ZICHRON YAAKOV, Israel - Despite cumulative losses of $3.3 billion in R&D aid to mature industry since the establishment 30 years ago of the chief scientist's office in the Ministry of Industry and Trade, the government has again responded to pressure from large companies, notably Motorola and Teva, and postponed reforms to redistribute aid to assist smaller start-ups.
Finance Minister Avraham Shohat explained at the weekly cabinet meeting, "We did not anticipate the rush of objections, and thus decided to delay the deliberations for a month of further investigations."
The ministerial body agreed to postpone discussion of six structural reforms from the 80 proposals by the Finance Ministry, despite some "concerns raised by Industry and Trade Minister Ran Cohen and the ministry's proactive chief scientist, Orna Berry, as well as many high-tech industry leaders including Zohar Zisapel, co-director of the Israel Biotechnology Organization.
The situation is not healthy in general and worsens the terms governing state support for high technology, and especially for the younger biotech sector.

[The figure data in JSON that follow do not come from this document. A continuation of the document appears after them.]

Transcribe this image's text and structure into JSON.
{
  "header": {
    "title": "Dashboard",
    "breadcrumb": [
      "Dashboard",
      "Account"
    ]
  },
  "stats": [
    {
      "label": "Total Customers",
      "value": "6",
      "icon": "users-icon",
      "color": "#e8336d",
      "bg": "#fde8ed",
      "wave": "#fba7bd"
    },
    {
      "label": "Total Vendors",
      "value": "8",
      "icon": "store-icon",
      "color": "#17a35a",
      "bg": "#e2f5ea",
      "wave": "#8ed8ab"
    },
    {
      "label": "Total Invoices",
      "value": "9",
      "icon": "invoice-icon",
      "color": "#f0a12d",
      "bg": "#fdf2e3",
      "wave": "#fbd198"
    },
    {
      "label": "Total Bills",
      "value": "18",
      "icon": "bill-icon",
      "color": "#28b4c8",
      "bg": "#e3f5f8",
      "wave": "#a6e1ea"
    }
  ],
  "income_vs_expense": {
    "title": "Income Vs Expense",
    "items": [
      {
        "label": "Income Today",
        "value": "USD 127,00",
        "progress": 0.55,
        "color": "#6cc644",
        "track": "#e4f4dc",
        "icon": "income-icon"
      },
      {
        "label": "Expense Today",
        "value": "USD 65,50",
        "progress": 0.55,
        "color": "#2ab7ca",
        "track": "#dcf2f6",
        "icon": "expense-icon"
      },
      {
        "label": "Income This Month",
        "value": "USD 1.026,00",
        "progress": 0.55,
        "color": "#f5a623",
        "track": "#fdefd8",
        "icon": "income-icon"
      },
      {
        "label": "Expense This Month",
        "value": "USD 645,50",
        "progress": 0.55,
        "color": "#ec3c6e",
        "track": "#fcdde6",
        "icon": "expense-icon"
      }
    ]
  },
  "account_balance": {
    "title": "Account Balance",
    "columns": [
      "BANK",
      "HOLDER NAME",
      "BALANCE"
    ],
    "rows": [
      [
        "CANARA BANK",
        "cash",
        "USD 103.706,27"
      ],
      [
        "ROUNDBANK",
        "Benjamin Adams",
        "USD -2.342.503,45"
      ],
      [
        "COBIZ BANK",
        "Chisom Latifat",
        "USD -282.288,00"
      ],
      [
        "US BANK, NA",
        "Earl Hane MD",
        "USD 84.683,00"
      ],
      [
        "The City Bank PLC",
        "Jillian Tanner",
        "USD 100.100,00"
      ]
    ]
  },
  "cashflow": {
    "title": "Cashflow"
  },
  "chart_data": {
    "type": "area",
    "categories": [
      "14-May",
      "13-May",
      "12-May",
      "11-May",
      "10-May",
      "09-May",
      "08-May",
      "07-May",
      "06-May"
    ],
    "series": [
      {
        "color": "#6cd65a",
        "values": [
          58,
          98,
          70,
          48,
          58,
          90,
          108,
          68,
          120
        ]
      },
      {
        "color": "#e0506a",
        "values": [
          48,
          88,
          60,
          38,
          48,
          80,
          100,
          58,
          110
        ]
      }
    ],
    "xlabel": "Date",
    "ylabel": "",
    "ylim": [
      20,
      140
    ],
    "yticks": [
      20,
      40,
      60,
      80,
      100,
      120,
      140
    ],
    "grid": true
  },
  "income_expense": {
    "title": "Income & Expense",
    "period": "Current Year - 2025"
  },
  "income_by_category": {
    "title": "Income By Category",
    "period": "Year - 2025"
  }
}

Shohat said several prominent businessmen had warned him that the decision to increase the rate of return to 4.5 percent of revenue, from the current 3.5 percent, from investments of government capital would "force many of them to move their R&D to other countries where they would get better conditions."
The finance minister's announced "rethinking" came on the same day (Aug. 24) that the study announcing billions in losses was published by the Institute for Advanced Strategic and Political Studies in Jerusalem.
The study, compiled by Adam Ruskin and based primarily on data provided by the Finance Ministry, the Central Bureau of Statistics and the Chief Scientist's Office, showed that $3.86 billion in R&D subsidies had been given to private industry, yet only $559 million was returned in royalties.
Ruskin questioned the need to support Israel's richest companies when its youngest need encouragement from the state, stating that "some of this state aid was being misdirected by big business into bigger profits or distributed dividends" rather than in R&D. These subsidies to big companies have reached $18 million a year per firm, comprising anywhere from 5 percent to 300 percent of the companies' profits before tax, which Ruskin called "subsidies for shareholders."
He summed up by saying, "The Israeli government takes the taxpayers' hard-earned money and distributes it via the Chief Scientist's Office to companies and shareholders who are already among the wealthiest people in Israel. Why does a rich and profitable company like Teva need a government handout, when they make a perfectly good living without state support?"
The study said mediocre R&D is being supported at the expense of more advanced research efforts, by approving some 75 percent of all grant applications because "state employees working for the Chief Scientist's Office have no incentive to look at the bottom line of their investments. They won't lose their jobs if their financing decisions don't pay off like their colleagues in the private sector."
By comparison, the Israeli government provides one of the highest levels of aid for private R&D: Fifteen times the customary level in Switzerland and Japan, and twice that of the OECD countries. On the other hand, Ruskin speculated that, based on venture capital experience elsewhere, if the government were to withhold financing from start-ups totally, private venture funds would provide cash for companies worthy of investment anyway.